Monday, April 19, 2010

The Lost World Of Joseph Pulitzer

above from Boston College's fine art dept
below an excerpt from Jack Shafer at Slate
A century ago, newspapers were bigger, bolder, and more beautiful. What happened? Who says the blind can't see?
As the 19th century began to fade, so, too, did the eyesight of newspaper tycoon Joseph Pulitzer. Yet his New York World became ever more visual, reaching its ophthalmic zenith in the Sunday editions published around the turn of the century.
Despite the historical importance of the World and other old newspapers, libraries across the globe have been ditching the bound volumes in their collections to save space. Sometimes libraries simply trash the sets; sometimes they auction them to cannibals who razor out specific pages or advertisements and resell them.
In the late 1990s, novelist turned paper worshipper Nicholson Baker learned that the British Library was jettisoning its New York World collection from the turn of the 19th century. Pronouncing an original set of the World "a good deal rarer than a Shakespeare First Folio or the Gutenberg Bible," Nicholson and his wife, Margaret Brentano, rescued the set. They eventually found the World a proper home at Duke University, but before surrendering custody they photographed select pages and have now persuaded the Bulfinch Press to publish the glory that is The World on Sunday: Graphic Art in Joseph Pulitzer's Newspaper (1898-1911).

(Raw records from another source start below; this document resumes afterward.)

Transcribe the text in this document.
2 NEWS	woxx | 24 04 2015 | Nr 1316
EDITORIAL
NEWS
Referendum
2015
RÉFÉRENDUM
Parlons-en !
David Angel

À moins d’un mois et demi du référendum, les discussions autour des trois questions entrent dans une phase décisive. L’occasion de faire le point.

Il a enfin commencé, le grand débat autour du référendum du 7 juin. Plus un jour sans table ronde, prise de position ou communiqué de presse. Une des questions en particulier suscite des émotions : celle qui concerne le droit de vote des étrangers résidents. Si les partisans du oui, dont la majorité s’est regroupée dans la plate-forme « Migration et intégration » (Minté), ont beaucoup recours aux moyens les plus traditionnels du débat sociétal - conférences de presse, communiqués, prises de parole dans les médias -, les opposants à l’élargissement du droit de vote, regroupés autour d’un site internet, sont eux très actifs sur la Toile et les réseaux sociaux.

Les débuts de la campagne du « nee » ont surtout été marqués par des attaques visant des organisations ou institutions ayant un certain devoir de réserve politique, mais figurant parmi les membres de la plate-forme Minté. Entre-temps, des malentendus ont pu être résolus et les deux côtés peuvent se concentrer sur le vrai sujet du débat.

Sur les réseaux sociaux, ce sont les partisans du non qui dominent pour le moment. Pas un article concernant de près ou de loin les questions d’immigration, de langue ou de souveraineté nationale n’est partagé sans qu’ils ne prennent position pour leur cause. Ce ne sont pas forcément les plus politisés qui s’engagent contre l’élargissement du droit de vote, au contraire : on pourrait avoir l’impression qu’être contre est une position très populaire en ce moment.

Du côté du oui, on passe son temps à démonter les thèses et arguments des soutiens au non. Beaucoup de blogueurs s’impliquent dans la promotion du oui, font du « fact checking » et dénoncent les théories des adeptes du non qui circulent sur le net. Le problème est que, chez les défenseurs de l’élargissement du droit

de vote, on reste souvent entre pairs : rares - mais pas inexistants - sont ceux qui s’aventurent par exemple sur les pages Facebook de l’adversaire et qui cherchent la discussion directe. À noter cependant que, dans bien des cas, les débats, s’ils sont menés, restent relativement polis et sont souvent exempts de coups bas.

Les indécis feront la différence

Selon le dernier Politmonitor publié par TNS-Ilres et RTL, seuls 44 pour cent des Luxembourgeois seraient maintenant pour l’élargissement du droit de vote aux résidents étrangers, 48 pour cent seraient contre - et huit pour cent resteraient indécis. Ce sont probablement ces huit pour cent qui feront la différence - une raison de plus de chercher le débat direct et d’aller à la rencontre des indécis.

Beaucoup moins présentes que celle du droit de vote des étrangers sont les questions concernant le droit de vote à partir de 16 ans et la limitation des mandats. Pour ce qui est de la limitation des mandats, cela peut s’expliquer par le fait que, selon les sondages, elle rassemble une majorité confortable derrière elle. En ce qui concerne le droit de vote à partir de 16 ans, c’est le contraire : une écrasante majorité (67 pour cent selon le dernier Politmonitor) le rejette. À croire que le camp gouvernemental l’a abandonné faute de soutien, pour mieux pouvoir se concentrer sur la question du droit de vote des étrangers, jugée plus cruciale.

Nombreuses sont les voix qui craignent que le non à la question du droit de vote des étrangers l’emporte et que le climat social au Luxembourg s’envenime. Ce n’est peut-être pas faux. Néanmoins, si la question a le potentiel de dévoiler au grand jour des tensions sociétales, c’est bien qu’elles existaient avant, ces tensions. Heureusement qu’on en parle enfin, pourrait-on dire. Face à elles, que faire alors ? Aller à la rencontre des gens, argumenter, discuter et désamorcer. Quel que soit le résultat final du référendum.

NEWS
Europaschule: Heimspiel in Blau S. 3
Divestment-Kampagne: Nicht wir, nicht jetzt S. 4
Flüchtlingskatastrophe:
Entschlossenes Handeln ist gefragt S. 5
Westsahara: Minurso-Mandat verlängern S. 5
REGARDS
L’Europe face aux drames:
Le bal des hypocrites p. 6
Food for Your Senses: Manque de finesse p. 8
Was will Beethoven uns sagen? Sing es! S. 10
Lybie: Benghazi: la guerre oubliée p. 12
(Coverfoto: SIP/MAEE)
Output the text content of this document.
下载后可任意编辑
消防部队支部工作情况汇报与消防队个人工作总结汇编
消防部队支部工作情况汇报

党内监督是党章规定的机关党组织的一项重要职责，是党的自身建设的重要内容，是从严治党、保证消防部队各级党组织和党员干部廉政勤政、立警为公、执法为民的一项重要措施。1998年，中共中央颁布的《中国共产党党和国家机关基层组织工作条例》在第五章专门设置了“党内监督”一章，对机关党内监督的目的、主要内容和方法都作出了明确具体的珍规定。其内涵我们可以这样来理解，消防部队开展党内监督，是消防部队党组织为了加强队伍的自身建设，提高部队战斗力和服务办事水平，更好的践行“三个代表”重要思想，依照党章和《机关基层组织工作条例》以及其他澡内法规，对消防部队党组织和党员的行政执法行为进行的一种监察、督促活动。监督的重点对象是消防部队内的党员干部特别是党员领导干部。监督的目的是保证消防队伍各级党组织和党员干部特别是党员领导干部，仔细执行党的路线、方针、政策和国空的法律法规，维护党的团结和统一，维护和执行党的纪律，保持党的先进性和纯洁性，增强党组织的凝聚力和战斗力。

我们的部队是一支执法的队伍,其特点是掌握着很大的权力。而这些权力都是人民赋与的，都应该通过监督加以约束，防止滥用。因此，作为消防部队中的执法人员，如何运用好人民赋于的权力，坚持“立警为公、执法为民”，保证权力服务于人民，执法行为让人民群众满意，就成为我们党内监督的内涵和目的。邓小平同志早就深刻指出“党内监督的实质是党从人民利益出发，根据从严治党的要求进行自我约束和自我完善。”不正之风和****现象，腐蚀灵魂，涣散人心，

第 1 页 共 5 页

Having conquered St. Louis, in 1883, budding press magnate Joseph Pulitzer purchased the money-losing, 15,000-circulation World from financier Jay Gould. Pulitzer fused political muckraking with pure sensationalism to make the paper the hugely successful voice of the city's Democratic working class. By 1898, 1.5 million copies reached readers daily.
Rewriting the rules of New York City journalism, he was as likely to run an exposé of tenement life as he was a story (illustrated, of course) headlined "French Scientist and Explorer Discovers a Race of Savages with Well-Developed Tails." The World established the first separate sports department at a New York daily, writes biographer Denis Brian in Pulitzer: A Life, and forged another path by aggressively hiring female journalists. One of his most famous recruits was investigative reporter Nellie Bly, who once checked herself into an insane asylum to reveal its stark living conditions.
But what made this vivid copy sing was its graphic and typographical presentation. Pulitzer's people bulldozed the dreary, gray newspaper design template. The World ran headlines across a couple of columns, not just one, or completely across the page if it really wanted to provoke readers.